В другой раз он засветло вернулся из какого-то замка в Пикардии, где собирался провести весь вечер.
— Как мне надоели эти разговоры! — сказал он Арманс. — Всегда одно и то же: охота, прелести природы, музыка Россини, искусство! К тому же наши почтенные знакомцы только притворяются, будто все это их интересует. Они бессмысленно дрожат от страха: убедили себя, что сидят в осажденном городе, но никто не решается заговорить об осаде вслух. Вот жалкая порода людей! И как печально, что к ней принадлежу и я.
— Что ж! Идите и присмотритесь хорошенько к осаждающим, — ответила Арманс. — Их ограниченность поможет вам терпеливее переносить нравы той армии, в ряды которой вы попали по праву рождения.
— Все это очень сложно, — продолжал Октав. — Видит бог, как я страдаю, когда кто-нибудь из наших друзей высказывает в салоне нелепое или жестокое суждение, но если я при этом промолчу, честь моя не пострадает. Мое огорчение останется при мне. Но если я приду к банкиру Мартиньи...
— Он умен, тонок, тщеславен до мозга костей и примет вас с распростертыми объятиями.
— Не сомневаюсь, но дело в том, что, как бы сдержанно, незаметно, молчаливо я не держал себя, все равно рано или поздно я выскажу свое мнение о чем-нибудь или о ком-нибудь. Через секунду дверь гостиной распахнется, и слуга доложит о господине таком-то, фабриканте из..., который уже с порога объявит громовым голосом: «Представьте себе, дорогой Мартиньи, среди этих «ультра»[51] водятся такие невежды, такие тупицы, такие глупцы, которые утверждают, что...» И тут этот симпатичный фабрикант слово в слово изложит скромную точку зрения, которую я только что позволил себе смиренно высказать. Как поступить тогда?
— Не слышать.
— Такого же мнения и я. Я рожден на свет не для того, чтобы исправлять дурные манеры моих ближних или вправлять им мозги. Еще меньше мне улыбается, вступив в разговор с этим человеком, дать ему тем самым право при встрече на улице здороваться со мной за руку. Но в гостиной, о которой идет речь, я, к несчастью, на особом положении. Хорошо, если там и в самом деле царит равенство, о котором столько кричат эти господа! К примеру, должен я называть свой титул, когда я прошу доложить о себе господину Мартиньи?
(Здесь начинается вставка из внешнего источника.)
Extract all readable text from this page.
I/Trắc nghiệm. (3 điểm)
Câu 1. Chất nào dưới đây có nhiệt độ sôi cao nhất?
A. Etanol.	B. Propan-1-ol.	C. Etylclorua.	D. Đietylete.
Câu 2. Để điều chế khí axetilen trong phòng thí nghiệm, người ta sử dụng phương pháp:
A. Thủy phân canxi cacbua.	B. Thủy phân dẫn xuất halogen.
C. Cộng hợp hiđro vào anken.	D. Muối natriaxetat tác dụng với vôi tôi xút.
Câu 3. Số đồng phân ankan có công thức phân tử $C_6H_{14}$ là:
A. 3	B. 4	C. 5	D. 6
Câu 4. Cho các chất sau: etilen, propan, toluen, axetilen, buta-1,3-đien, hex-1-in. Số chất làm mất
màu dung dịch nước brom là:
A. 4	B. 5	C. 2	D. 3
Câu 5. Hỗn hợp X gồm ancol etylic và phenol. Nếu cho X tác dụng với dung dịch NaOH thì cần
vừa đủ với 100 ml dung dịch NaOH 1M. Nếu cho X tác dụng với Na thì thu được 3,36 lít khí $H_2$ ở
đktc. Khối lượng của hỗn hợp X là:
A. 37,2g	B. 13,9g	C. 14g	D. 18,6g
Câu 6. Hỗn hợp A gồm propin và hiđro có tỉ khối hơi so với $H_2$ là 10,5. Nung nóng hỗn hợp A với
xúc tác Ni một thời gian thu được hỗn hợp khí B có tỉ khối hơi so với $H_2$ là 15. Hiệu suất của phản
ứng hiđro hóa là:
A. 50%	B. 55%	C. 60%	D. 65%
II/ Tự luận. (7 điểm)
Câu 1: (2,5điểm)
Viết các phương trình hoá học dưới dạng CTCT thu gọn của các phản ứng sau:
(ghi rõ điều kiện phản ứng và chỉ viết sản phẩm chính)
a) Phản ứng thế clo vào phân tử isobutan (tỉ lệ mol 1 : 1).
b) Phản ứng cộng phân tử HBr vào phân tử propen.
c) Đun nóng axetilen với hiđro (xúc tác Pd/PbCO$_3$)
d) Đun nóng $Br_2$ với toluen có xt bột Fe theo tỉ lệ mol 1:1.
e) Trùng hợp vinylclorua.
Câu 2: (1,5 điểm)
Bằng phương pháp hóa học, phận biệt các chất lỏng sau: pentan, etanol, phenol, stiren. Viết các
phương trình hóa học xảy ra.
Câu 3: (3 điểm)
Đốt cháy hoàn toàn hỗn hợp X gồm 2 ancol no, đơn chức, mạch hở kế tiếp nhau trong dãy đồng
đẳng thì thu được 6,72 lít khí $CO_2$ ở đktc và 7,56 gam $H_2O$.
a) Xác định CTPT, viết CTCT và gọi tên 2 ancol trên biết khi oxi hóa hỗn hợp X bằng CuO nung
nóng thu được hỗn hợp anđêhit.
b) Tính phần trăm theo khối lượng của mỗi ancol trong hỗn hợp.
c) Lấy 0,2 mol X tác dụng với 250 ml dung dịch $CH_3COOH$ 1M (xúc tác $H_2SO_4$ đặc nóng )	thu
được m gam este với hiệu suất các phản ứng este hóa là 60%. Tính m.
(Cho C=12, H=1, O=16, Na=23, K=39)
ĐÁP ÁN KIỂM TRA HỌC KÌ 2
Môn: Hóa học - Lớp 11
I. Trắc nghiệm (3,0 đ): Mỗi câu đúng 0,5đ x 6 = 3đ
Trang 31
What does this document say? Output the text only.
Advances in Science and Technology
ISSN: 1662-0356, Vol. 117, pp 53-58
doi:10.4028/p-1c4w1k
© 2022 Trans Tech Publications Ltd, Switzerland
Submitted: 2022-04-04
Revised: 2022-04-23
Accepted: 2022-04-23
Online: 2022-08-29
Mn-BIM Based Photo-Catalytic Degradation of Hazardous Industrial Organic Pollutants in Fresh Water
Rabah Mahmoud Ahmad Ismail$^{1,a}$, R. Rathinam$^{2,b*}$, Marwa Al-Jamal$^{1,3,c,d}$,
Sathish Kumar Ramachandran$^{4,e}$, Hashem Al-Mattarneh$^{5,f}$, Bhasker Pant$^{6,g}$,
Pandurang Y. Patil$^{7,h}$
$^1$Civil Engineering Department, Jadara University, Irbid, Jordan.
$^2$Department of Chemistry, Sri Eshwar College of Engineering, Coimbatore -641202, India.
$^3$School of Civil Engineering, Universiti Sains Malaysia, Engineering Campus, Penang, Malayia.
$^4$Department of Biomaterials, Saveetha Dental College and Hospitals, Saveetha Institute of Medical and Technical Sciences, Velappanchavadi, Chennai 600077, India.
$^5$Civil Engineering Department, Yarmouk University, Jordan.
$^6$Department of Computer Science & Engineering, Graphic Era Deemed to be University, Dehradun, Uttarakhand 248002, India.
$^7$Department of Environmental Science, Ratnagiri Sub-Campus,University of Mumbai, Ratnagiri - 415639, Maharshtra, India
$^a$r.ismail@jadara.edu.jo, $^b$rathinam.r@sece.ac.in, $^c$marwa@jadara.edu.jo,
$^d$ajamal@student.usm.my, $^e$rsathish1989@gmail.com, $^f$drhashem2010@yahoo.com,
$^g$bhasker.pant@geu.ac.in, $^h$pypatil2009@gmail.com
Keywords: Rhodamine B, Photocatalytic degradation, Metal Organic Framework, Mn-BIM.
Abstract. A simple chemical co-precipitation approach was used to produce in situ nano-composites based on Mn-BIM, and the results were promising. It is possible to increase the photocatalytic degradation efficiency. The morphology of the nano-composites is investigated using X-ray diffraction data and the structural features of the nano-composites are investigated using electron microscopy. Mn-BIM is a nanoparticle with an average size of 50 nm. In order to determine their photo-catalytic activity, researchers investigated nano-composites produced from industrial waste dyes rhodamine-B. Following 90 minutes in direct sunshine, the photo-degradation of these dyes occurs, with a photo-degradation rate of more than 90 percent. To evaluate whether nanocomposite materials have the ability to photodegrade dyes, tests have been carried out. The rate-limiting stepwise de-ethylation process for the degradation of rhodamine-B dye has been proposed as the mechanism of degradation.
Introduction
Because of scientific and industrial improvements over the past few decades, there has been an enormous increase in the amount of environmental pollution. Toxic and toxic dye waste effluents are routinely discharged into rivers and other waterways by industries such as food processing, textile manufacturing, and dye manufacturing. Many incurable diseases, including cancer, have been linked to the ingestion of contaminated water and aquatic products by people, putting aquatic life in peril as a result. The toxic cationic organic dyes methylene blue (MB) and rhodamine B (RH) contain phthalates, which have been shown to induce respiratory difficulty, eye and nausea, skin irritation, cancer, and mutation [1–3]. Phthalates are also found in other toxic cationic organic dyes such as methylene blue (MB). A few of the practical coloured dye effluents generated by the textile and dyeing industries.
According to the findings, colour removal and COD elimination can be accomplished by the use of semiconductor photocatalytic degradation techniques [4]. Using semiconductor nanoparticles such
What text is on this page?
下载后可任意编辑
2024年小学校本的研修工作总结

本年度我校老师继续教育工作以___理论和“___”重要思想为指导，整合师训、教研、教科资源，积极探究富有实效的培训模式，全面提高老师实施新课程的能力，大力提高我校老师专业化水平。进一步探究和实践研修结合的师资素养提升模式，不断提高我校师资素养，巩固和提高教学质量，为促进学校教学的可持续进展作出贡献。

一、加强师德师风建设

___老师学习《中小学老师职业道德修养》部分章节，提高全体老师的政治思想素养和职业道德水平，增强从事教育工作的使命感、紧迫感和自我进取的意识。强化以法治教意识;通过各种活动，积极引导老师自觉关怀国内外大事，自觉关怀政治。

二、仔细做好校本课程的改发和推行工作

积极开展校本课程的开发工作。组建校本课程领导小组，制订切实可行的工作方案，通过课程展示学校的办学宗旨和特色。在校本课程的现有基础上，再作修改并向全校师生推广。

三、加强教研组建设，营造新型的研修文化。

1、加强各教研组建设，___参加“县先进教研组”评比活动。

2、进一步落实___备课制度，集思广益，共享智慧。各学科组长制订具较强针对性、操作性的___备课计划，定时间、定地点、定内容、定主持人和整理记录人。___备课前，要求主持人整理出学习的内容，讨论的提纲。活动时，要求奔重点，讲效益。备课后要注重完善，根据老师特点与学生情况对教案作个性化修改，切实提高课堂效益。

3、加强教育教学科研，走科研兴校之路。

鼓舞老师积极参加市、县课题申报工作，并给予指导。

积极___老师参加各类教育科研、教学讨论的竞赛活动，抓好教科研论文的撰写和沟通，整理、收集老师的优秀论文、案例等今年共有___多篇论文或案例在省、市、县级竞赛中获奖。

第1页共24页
— Вы как будто только потому не отказываетесь от титула, что боитесь огорчить своего отца?
— Несомненно. Но не покажусь ли я трусом, если не упомяну титула, когда буду сообщать свое имя лакею господина Мартиньи? Не уподоблюсь ли Руссо, который стал называть своего пса не «Графом», а «Жирафом», потому что в эту минуту неподалеку от него стоял какой-то граф?[52]
— Но либеральные банкиры не так уж ненавидят титулы, — возразила Арманс. — Госпожа де Кле, которая всюду бывает, попала однажды на бал к господину Монтанжу, и, помните, мы все смеялись, когда она рассказывала, как они любят титулы и как в тот вечер слуга доложил о госпоже де полковнице?
— С тех пор, как править миром стала паровая машина, титулы превратились в нелепость, но что делать? Эту нелепость взвалили на меня в тот день, когда я увидел свет. Если я попытаюсь ее сбросить, она меня раздавит. Титул привлекает ко мне всеобщее внимание. Если я не отвечу фабриканту, громогласно заявившему с порога, что я сию минуту сморозил глупость, то разве не обратится в мою сторону несколько пар глаз? А ведь вы знаете мою слабость: я не способен последовать совету госпожи д'Омаль, то есть, получив пощечину, сделать вид, что ничего не произошло. Стоит мне заметить такие взгляды, как остаток вечера для меня уже испорчен. Я начну размышлять о том, действительно ли меня хотели оскорбить, и на три дня утрачу душевное равновесие.